Para a análise dos vv. 4-7, diversos autores utilizam os cabeçalhos do teólogo Karl Barth . Através destes cabeçalhos, o eminente teólogo divide a passagem em três partes: vv. 4b-5a (“o amor e as trevas em nós mesmos”); vv. 5b-6 (“o amor e as trevas dos outros”); e v. 7 (“o amor e as aparentes trevas em Deus”). Podemos notar também que, neste trecho, os verbos utilizados por Paulo estão no presente contínuo, indicando atitudes que vão se repetindo dia a dia, até se tornarem habituais.

O que disseram

O que torna a tentação do poder aparentemente tão irresistível? Talvez seja porque o poder oferece um fácil substituto para a difícil tarefa do amor. Parece mais fácil ser Deus do que amar a Deus; mais fácil controlar as pessoas do que amar as pessoas […] À pergunta de Jesus: “Você me ama?” respondemos perguntando: “Podemos assentar-nos à Tua direita e à Tua esquerda em Teu Reino?” (Mt 20.21) […] Graças a Deus temos o exemplo daqueles que resistiram a essa tentação até o final e que, por meio dela, dão-nos esperança. Eles têm um nome: santos. Verdeiros santos.
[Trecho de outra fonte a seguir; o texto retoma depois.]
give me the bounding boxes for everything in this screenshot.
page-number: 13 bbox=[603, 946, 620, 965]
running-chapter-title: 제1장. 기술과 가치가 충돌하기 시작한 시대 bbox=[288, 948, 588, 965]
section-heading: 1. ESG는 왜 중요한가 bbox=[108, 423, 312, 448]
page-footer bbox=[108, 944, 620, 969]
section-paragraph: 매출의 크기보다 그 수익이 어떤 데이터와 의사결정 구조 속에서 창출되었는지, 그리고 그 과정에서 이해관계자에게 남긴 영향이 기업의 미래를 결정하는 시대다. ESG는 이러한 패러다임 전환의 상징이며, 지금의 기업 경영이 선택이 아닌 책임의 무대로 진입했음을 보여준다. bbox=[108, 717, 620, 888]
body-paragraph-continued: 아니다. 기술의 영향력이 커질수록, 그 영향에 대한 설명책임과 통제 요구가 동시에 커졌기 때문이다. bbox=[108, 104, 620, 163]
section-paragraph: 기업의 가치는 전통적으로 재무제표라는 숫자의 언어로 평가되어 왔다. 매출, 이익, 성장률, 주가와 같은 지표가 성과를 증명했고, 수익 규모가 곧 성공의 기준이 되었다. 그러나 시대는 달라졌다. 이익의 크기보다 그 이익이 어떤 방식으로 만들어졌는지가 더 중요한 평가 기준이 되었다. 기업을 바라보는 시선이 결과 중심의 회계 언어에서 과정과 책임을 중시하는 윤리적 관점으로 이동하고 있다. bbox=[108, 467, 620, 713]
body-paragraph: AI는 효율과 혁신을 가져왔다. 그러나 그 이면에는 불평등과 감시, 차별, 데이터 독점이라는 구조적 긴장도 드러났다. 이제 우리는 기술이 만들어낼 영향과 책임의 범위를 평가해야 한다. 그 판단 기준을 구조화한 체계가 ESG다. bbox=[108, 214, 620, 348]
Henri Nouwen (“O Perfil do Líder Cristão no Século XXI”)

Para responder

  1. Que aspectos do amor descrito nesta passagem você mais precisa desenvolver em sua vida? Pense em todos os seus relacionamentos – em casa, no trabalho, na igreja…
  2. Além de nos mostrar como deve ser o amor, essa passagem nos fornece um retrato incidental de Jesus – que ama plena e perfeitamente. Releia os versos 4 a 7, substituindo a palavra amor por Jesus; e depois substituindo Jesus pelo seu nome. Que imagens novas e desafiadoras você adquire por meio deste exercício?

Eu e Deus

Senhor, faze-me um instrumento de tua paz.
Onde houver ódio, que eu semeie o amor;
onde houver ofensa o perdão;
onde houver dúvida, a fé;
onde houver desespero, a esperança;
onde houver escuridão, a luz;
onde houver tristeza, a alegria.
Ó divino Mestre, dá que eu procure mais
consolar do que ser consolado,
compreender do que ser compreendido,
amar do que ser amado.
Pois é dando que se recebe;
é perdoando que se é perdoado;
é morrendo que se nasce para a vida eterna.

(Francisco de Assis, século XII)

*Verso de Carlos Drummond de Andrade, em O tempo passa? Não passa(Amar Se Aprende Amando, 23a Ed. – Rio de Janeiro: Record, 2000).